A avaliação do governo brasileiro é de que um acordo parcial entre Mercosul e China, focado em cotas, procedimentos alfandegários e regras sanitárias, pode avançar no longo prazo
O governo federal vem reavaliando uma postura histórica de vetos a negociações formais com a China, abrindo espaço para a possibilidade de um pacto parcial entre Mercosul e China.
Segundo o novo diagnóstico, a pressão de tarifas impostas pelos Estados Unidos tem redesenhado o comércio global, criando incentivos para diversificar parceiros e estreitar laços com Pequim.
Altos funcionários do governo também avaliam que temas técnicos, como cotas e regras sanitárias, podem ser ponto de partida para negociações mais amplas, conforme informação divulgada pelo g1.
Mudança de postura e motivações
Historicamente o Brasil buscou proteger a indústria nacional do avanço das importações chinesas, mantendo resistência a acordos amplos com Pequim.

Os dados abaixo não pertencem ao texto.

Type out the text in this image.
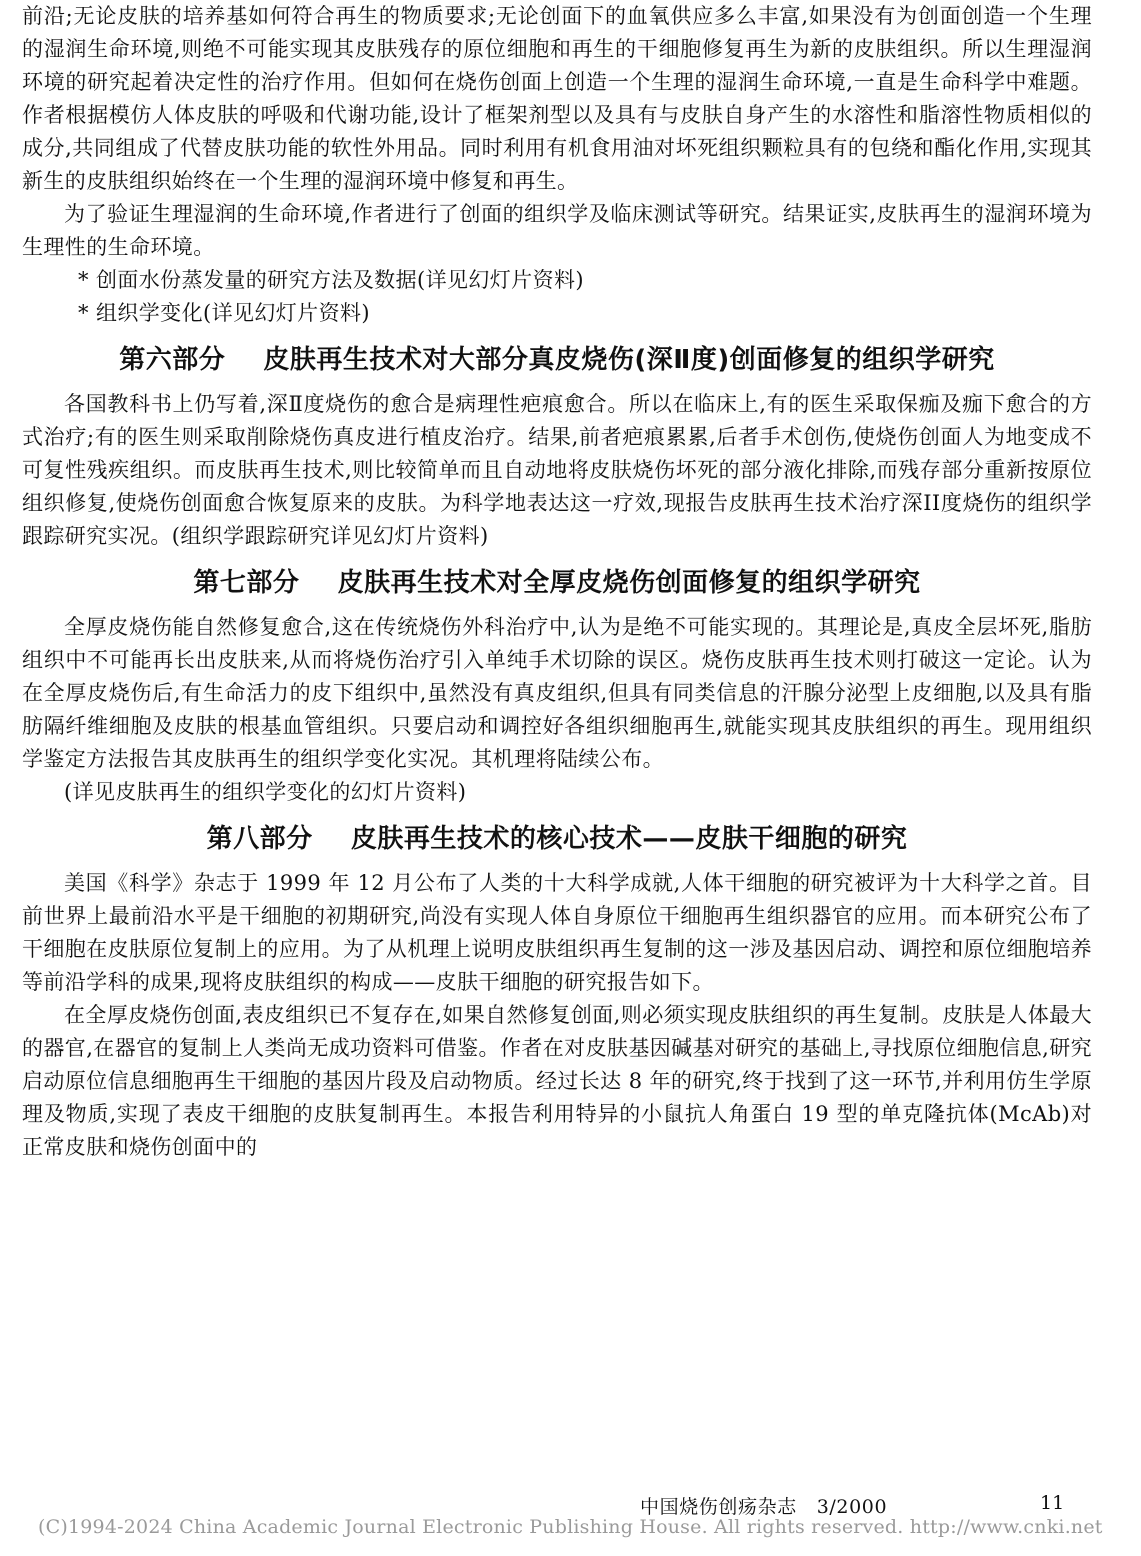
前沿;无论皮肤的培养基如何符合再生的物质要求;无论创面下的血氧供应多么丰富,如果没有为创面创造一个生理的湿润生命环境,则绝不可能实现其皮肤残存的原位细胞和再生的干细胞修复再生为新的皮肤组织。所以生理湿润环境的研究起着决定性的治疗作用。但如何在烧伤创面上创造一个生理的湿润生命环境,一直是生命科学中难题。作者根据模仿人体皮肤的呼吸和代谢功能,设计了框架剂型以及具有与皮肤自身产生的水溶性和脂溶性物质相似的成分,共同组成了代替皮肤功能的软性外用品。同时利用有机食用油对坏死组织颗粒具有的包绕和酯化作用,实现其新生的皮肤组织始终在一个生理的湿润环境中修复和再生。

为了验证生理湿润的生命环境,作者进行了创面的组织学及临床测试等研究。结果证实,皮肤再生的湿润环境为生理性的生命环境。

* 创面水份蒸发量的研究方法及数据(详见幻灯片资料)

* 组织学变化(详见幻灯片资料)

第六部分    皮肤再生技术对大部分真皮烧伤(深Ⅱ度)创面修复的组织学研究

各国教科书上仍写着,深Ⅱ度烧伤的愈合是病理性疤痕愈合。所以在临床上,有的医生采取保痂及痂下愈合的方式治疗;有的医生则采取削除烧伤真皮进行植皮治疗。结果,前者疤痕累累,后者手术创伤,使烧伤创面人为地变成不可复性残疾组织。而皮肤再生技术,则比较简单而且自动地将皮肤烧伤坏死的部分液化排除,而残存部分重新按原位组织修复,使烧伤创面愈合恢复原来的皮肤。为科学地表达这一疗效,现报告皮肤再生技术治疗深II度烧伤的组织学跟踪研究实况。(组织学跟踪研究详见幻灯片资料)

第七部分    皮肤再生技术对全厚皮烧伤创面修复的组织学研究

全厚皮烧伤能自然修复愈合,这在传统烧伤外科治疗中,认为是绝不可能实现的。其理论是,真皮全层坏死,脂肪组织中不可能再长出皮肤来,从而将烧伤治疗引入单纯手术切除的误区。烧伤皮肤再生技术则打破这一定论。认为在全厚皮烧伤后,有生命活力的皮下组织中,虽然没有真皮组织,但具有同类信息的汗腺分泌型上皮细胞,以及具有脂肪隔纤维细胞及皮肤的根基血管组织。只要启动和调控好各组织细胞再生,就能实现其皮肤组织的再生。现用组织学鉴定方法报告其皮肤再生的组织学变化实况。其机理将陆续公布。

(详见皮肤再生的组织学变化的幻灯片资料)

第八部分    皮肤再生技术的核心技术——皮肤干细胞的研究

美国《科学》杂志于 1999 年 12 月公布了人类的十大科学成就,人体干细胞的研究被评为十大科学之首。目前世界上最前沿水平是干细胞的初期研究,尚没有实现人体自身原位干细胞再生组织器官的应用。而本研究公布了干细胞在皮肤原位复制上的应用。为了从机理上说明皮肤组织再生复制的这一涉及基因启动、调控和原位细胞培养等前沿学科的成果,现将皮肤组织的构成——皮肤干细胞的研究报告如下。

在全厚皮烧伤创面,表皮组织已不复存在,如果自然修复创面,则必须实现皮肤组织的再生复制。皮肤是人体最大的器官,在器官的复制上人类尚无成功资料可借鉴。作者在对皮肤基因碱基对研究的基础上,寻找原位细胞信息,研究启动原位信息细胞再生干细胞的基因片段及启动物质。经过长达 8 年的研究,终于找到了这一环节,并利用仿生学原理及物质,实现了表皮干细胞的皮肤复制再生。本报告利用特异的小鼠抗人角蛋白 19 型的单克隆抗体(McAb)对正常皮肤和烧伤创面中的

中国烧伤创疡杂志   3/2000	11
(C)1994-2024 China Academic Journal Electronic Publishing House. All rights reserved. http://www.cnki.net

Agora, integrantes do governo classificam o cenário como um novo cenário global, e afirmam que “Precisamos diversificar nossos parceiros”, declaração levantada por um representante que preferiu não se identificar.
O movimento também se dá em meio a sinais de que a China busca aprofundar laços comerciais na região, e a uma declaração conjunta que afirmou esperar que as negociações de livre comércio entre China e Mercosul possam começar “o mais rápido possível”.
O que poderia entrar em um acordo parcial
Fontes envolvidas nas discussões internas indicam que o bloco poderia avançar inicialmente em pontos técnicos, entre eles “cotas de importação, procedimentos alfandegários e regras sanitárias e de segurança”.
Segundo esses interlocutores, medidas assim já abririam espaço relevante no mercado chinês sem expor imediatamente toda a indústria local à concorrência externa.
O mesmo representante classificou o tema como “altamente complexo”, e disse que ainda é cedo para apontar setores específicos que poderiam ser incluídos neste desenho inicial.
Limites políticos e desafios no Mercosul
Qualquer acordo no âmbito do Mercosul e China depende de consenso entre Brasil, Argentina, Paraguai, Uruguai e a Bolívia, que está prestes a se tornar membro pleno.
O Paraguai, um dos poucos países que mantém relações formais com Taiwan, representa um desafio diplomático, embora não necessariamente uma barreira intransponível.
Em 2025, o Paraguai importou “US$ 6,12 bilhões” em mercadorias da China, valor que mostra o grau de interdependência comercial e mantém a porta do diálogo aberta.
O presidente paraguaio, Santiago Peña, afirmou que não se opõe a um acordo, desde que seja respeitado o direito do país de manter relações diplomáticas com Taiwan.
A Argentina também pode dificultar o consenso, diante da aproximação do governo de Javier Milei com Washington, mas mantêm laços comerciais e financeiros importantes com a China.
Risco, oportunidades e os próximos passos
O governo brasileiro tem mostrado cautela para não prejudicar fábricas nacionais, ao mesmo tempo em que deseja preservar o crescimento de investimentos chineses no país.
Integrantes do Executivo avaliam que um acordo parcial daria ao Mercosul mais poder de negociação, e permitiria avanços técnicos enquanto a diplomacia trabalha para superar divergências políticas entre membros.
Especialistas consultados por autoridades apontam que mudanças nas políticas econômicas dos Estados Unidos podem estar incentivando tanto a China quanto países latino-americanos a repensar antigas posições, abrindo espaço para iniciativas que até recentemente pareciam travadas.
Nos próximos meses, o tema deve seguir em discussão entre ministérios, representantes do Mercosul e diplomatas, com a avaliação de riscos e oportunidades por setor, com vistas a construir uma proposta que proteja a indústria interna e amplie o acesso ao mercado chinês.